!
  • Step-1:sgRNA-Scanner


    Identifies the potential sgRNAs in an input gene/genomic regions using NGG PAM sequences in both sense and antisense strands using in-house method.
  •               
    Example sgRNA sequence:
    
    	<    Distal |  Proximal  | PAM    >
    	<5'-NNNNNNNN|NNNNNNNNNNNN| NGG- 3'>
    
  • Step-2:geCRISPRc


    • Prediction algorithms are developed using high throughput experimentally proven 4569 sgRNAs from literature i.e. 1841 sgRNAs (Doench et al, Nature Biotech 2014); 1278 sgRNAs (Shalem et al, Science 2014); 1020 sgRNAs (Miguel et al, Nature Methods 2015) and 430 sgRNAs (Chari et al, Nature Methods 2015).

    • We utilized the important sgRNA sequence features reported earlier such as nucleotide compositions, binary profile, thermodynamic and structure properties and their hybrids (Total 22 models) to develop Support vector machine (SVM) based predictive models.

    • geCRISPRc algorithm is developed using 2090 sgRNAs (including potent 1021 sgRNAs having >50% efficiency and 1069 sgRNAs with <5% efficiency) divided into Training/Testing dataset T1840=895pos+945neg and Validation dataset V250=126pos+124neg.

    • We have achieved accuracy, Mathew’s correlation coefficient (MCC) and receiver operating characteristics (ROC) of 87.17%, 0.75, 0.92 and 88.80%, 0.78, 0.94 during 10-fold cross validation (T1840) and on independent (V250) datasets respectively using best SVM model for geCRISPRc algorithm.
  • Step-3:geCRISPRr


    • Prediction algorithms are developed using high throughput experimentally proven 4569 sgRNAs from literature i.e. 1841 sgRNAs (Doench et al, Nature Biotech 2014); 1278 sgRNAs (Shalem et al, Science 2014); 1020 sgRNAs (Miguel et al, Nature Methods 2015) and 430 sgRNAs (Chari et al, Nature Methods 2015).

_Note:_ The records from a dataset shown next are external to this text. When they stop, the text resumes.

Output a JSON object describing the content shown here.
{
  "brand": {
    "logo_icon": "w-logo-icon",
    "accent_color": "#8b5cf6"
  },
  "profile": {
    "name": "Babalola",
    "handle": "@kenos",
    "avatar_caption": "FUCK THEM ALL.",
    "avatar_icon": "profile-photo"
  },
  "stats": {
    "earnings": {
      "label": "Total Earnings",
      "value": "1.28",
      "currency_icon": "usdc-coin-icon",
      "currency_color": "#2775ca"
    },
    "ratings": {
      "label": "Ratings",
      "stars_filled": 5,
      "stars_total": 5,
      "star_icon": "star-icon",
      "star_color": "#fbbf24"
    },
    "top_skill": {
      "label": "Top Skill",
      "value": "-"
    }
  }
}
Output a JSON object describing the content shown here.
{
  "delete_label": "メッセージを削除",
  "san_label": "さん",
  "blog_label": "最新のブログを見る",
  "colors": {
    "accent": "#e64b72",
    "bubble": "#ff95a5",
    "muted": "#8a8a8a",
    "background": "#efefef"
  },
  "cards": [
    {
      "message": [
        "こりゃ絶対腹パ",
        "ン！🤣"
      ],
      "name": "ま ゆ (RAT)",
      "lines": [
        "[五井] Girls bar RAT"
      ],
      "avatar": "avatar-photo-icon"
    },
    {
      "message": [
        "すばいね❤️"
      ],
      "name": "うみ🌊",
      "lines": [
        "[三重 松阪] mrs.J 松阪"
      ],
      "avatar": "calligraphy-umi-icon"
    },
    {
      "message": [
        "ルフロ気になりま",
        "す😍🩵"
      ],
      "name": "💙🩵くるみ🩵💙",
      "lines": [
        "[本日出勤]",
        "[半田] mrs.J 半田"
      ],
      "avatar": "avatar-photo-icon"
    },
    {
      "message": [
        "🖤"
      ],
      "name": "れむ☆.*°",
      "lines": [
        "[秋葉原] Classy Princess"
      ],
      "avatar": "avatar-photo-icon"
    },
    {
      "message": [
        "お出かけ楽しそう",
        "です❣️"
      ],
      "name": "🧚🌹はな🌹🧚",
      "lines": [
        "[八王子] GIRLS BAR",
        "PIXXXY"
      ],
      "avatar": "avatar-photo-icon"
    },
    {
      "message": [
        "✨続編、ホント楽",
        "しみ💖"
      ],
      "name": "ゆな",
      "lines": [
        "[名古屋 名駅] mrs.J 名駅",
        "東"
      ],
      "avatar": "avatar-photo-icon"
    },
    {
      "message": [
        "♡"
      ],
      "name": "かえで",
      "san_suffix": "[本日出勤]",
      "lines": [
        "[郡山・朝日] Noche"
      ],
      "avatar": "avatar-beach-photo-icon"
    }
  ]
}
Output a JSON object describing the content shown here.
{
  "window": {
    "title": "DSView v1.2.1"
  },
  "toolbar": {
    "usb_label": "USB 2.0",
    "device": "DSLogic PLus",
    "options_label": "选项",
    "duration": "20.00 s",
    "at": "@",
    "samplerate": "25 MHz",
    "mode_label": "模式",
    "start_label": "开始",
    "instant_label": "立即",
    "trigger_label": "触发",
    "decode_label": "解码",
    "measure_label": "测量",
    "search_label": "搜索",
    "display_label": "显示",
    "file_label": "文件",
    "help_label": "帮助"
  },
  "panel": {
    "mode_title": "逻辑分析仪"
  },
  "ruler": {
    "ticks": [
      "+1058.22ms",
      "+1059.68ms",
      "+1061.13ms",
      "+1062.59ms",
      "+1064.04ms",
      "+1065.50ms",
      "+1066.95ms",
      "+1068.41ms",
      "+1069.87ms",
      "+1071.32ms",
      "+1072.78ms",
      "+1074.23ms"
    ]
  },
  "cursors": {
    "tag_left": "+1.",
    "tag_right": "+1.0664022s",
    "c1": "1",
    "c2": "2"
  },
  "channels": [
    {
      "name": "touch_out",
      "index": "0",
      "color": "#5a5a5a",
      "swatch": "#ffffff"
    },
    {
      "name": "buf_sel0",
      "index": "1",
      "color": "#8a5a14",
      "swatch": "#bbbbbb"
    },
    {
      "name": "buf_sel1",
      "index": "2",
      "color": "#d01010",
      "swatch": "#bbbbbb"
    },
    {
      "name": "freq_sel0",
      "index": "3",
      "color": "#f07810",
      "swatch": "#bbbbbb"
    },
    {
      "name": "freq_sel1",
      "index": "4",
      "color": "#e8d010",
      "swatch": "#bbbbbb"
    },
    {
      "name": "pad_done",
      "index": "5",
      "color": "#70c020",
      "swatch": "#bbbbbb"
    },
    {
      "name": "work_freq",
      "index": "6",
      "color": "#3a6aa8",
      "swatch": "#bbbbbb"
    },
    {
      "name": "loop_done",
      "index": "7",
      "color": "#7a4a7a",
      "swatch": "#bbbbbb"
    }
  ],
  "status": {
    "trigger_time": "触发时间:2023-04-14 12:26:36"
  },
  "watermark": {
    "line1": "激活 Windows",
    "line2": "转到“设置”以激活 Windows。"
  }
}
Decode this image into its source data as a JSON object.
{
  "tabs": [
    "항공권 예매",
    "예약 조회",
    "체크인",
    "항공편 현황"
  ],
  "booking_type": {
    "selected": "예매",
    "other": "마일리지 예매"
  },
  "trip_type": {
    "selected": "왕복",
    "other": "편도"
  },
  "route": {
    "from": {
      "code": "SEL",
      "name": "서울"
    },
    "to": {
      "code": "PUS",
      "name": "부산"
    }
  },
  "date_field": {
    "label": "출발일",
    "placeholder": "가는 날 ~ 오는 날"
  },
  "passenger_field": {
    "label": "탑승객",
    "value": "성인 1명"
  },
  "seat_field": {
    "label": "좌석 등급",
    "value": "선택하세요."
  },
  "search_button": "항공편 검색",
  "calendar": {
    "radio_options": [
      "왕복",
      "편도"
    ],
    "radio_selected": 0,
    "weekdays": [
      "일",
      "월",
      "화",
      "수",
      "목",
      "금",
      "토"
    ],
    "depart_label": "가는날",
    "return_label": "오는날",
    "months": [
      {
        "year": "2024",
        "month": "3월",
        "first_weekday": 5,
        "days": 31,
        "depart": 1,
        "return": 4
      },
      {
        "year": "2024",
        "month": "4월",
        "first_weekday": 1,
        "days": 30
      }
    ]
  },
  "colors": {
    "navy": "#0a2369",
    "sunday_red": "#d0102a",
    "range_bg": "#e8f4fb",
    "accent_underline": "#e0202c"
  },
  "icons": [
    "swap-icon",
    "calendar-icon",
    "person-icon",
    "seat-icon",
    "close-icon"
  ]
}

    • We utilized the important sgRNA sequence features reported earlier such as nucleotide compositions, binary profile, thermodynamic and structure properties and their hybrids (Total 22 models) to develop Support vector machine (SVM) based predictive models.

    • geCRISPRr algorithm is developed using 4139 sgRNAs (including sgRNAs having efficiency from 0 to 100%) divided into Training/Testing dataset T3619 and Validation dataset V520.

    • For geCRISPRr algorithm we achieved Pearson correlation coefficients (PCC) of 0.68 and 0.69 using the best model during 10-fold cross validation (T3619) and on independent (V520) datasets respectively.

    • The performance of the geCRISPR algorithm developed on the largest experimentally proven sgRNAs sequences is better than the existing few methods tested on smaller data sets.
  • Step-4:geCRISPR-analysis


    • An off-target analysis is also integrated to search the similar sgRNAs (target sites) in the model organisms genomes i.e. homo sapiens, mus musculus, drosophila melanogaster, denio rerio, caenorhabditis elegans.

                  
    This is accomplished in two modes - First, using a complete sgRNA sequence with the cutoff of Query coverage should be 80% and Percent identity should be more than 90% on default e-value (10). 
    
    Second, using a seed region of particular sgRNA (12 nt 5' proximal to the PAM motif) with the e-value (100) and the search parameter of 100% Query coverage
    and Percent identity as any mismatch in seed region is more critical for specificity than the distal 8 nucleotides. Example sgRNA sequence: < Distal | Proximal(seed) | PAM > <5'-NNNNNNNN| NNNNNNNNNNNN | NGG- 3'>

    • It also provide secondary structure of sgRNAs.

    • Web interface of geCRISPR web server is user friendly.

    • Output for all the models is provided against each sgRNA sequence in graphical as well as numerical form using different coloring scheme to help the user to interpret the results to select the highly potent/effective sgRNAs. User has option to sort the result output data.